Built-in MCP Services
| MCP | Function |
|---|---|
| Exa | Web search |
| Context7 | Official documentation lookup |
| Grep.app | GitHub code search |
LSP and AST-Grep
OmO integrates full Language Server Protocol support and AST-Grep, allowing agents to perform deterministic code refactoring (rename, extract, inline) rather than relying on the model to guess string replacements.
Todo Continuation Enforcer
An interesting mechanism: it forces the agent to complete every item on the todo list, preventing the agent from giving up halfway. The project documentation calls this “Sisyphus keeps pushing the boulder” — the name is deliberately chosen from Greek mythology, referencing a character who never stops.
Comment Checker
Automatically detects and prevents agents from leaving excessive comments in code. This is a direct response to a common problem with AI coding tools — models tend to add explanatory comments on every line.
Installation
OmO’s recommended installation method is distinctive — let an AI agent install it for you:
# Paste this into any LLM agent
Install and configure oh-my-opencode by following the instructions here:
https://raw.githubusercontent.com/code-yeongyu/oh-my-opencode/refs/heads/master/docs/guide/installation.md
Or install manually:
# OpenCode must be installed first
npm install -g oh-my-opencode@latest
You will need API keys for each model (Claude, OpenAI, Google, xAI, etc.), configured according to the agents you actually use.
Project Status
| Metric | Value |
|---|---|
| GitHub Stars | ~48.5K |
| Forks | ~3.8K |
| Open Issues | 422 |
| License | SUL-1.0 (Sisyphus Use License) |
| Maintainer | code-yeongyu (Yeongyu Kim) |
| Website | ohmyopenagent.com |
Worth noting is the license: OmO uses a custom SUL-1.0 (Sisyphus Use License), not the common MIT or Apache licenses. It is advisable to review the license terms before use.

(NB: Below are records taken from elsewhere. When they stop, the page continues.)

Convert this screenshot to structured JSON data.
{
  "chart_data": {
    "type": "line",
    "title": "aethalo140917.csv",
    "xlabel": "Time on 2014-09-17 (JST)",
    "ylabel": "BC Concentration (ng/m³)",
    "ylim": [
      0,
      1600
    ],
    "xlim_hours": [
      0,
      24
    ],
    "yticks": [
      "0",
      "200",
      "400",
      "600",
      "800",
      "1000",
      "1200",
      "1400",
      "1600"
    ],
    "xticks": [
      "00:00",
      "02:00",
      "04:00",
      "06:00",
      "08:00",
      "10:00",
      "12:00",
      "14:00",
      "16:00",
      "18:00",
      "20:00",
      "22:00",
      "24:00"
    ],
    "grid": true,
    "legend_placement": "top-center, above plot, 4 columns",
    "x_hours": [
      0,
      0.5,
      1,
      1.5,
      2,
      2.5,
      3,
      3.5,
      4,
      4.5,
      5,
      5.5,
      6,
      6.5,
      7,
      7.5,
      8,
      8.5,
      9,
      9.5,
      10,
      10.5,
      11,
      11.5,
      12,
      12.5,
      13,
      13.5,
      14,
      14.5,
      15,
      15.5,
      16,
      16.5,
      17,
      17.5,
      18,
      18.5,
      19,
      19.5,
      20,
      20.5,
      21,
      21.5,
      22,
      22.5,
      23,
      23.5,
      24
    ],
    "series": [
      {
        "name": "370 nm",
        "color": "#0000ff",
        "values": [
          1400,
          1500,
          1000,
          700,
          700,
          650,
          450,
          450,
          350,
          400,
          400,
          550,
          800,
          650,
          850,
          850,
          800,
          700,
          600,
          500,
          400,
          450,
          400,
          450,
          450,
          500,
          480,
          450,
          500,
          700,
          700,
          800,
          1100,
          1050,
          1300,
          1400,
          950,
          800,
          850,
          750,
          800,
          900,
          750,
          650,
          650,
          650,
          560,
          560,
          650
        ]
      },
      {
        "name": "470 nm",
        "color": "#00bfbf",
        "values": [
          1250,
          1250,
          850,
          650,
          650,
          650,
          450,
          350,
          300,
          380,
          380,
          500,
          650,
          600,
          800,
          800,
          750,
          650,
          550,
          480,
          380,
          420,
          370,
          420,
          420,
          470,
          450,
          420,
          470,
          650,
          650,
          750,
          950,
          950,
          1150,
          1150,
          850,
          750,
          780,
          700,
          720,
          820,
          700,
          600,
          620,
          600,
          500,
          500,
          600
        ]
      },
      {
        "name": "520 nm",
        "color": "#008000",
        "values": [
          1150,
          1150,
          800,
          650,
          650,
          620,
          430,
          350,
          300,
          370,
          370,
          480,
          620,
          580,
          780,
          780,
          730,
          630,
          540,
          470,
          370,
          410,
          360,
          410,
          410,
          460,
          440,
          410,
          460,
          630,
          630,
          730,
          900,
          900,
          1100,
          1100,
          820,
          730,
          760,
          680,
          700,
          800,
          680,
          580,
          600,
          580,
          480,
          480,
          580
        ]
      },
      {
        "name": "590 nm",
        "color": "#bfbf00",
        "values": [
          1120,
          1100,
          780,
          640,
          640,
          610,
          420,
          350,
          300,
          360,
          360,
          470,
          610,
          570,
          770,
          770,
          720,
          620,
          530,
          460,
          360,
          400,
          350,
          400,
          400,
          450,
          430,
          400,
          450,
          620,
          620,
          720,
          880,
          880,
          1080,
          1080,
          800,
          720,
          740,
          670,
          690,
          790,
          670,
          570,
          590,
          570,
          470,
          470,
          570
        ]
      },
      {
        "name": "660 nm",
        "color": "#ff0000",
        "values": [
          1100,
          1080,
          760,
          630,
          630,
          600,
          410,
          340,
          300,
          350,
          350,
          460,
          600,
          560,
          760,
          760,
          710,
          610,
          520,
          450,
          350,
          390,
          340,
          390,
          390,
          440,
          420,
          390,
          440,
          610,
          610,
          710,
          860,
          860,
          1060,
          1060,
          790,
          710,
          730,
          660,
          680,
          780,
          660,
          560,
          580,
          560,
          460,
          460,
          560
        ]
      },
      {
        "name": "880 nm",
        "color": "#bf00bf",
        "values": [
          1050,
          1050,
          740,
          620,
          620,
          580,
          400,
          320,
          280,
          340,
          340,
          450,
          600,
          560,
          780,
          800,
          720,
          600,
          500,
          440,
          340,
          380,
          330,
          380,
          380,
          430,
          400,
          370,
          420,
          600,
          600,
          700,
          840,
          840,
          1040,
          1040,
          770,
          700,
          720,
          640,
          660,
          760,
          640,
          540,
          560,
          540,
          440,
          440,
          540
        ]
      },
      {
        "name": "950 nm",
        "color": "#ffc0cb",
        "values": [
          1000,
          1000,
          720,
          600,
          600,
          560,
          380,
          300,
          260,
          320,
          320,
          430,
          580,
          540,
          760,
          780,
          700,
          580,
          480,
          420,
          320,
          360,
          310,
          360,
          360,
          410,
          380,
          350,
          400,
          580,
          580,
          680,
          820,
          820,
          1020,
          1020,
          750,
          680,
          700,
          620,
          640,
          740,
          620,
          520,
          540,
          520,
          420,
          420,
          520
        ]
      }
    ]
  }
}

Position in the UltraWorkers Ecosystem
OmO is the origin project of the entire UltraWorkers multi-agent coding ecosystem. It was the first to establish the “agent team” architectural pattern — role assignment, model routing, background parallelism, hook system — and subsequent projects like oh-my-codex (OMX) and oh-my-claudecode (OMC) ported this pattern to different agent CLIs.
| Project | Base Platform | Maintainer |
|---|---|---|
| oh-my-openagent | OpenCode | code-yeongyu |
| oh-my-codex | OpenAI Codex CLI | Yeachan Heo |
| oh-my-claudecode | Claude Code | Yeachan Heo |
All three share the same design philosophy but adapt to different CLI ecosystems. If you use OpenCode, choose OmO; if you use Codex CLI, choose OMX; if you use Claude Code, choose OMC.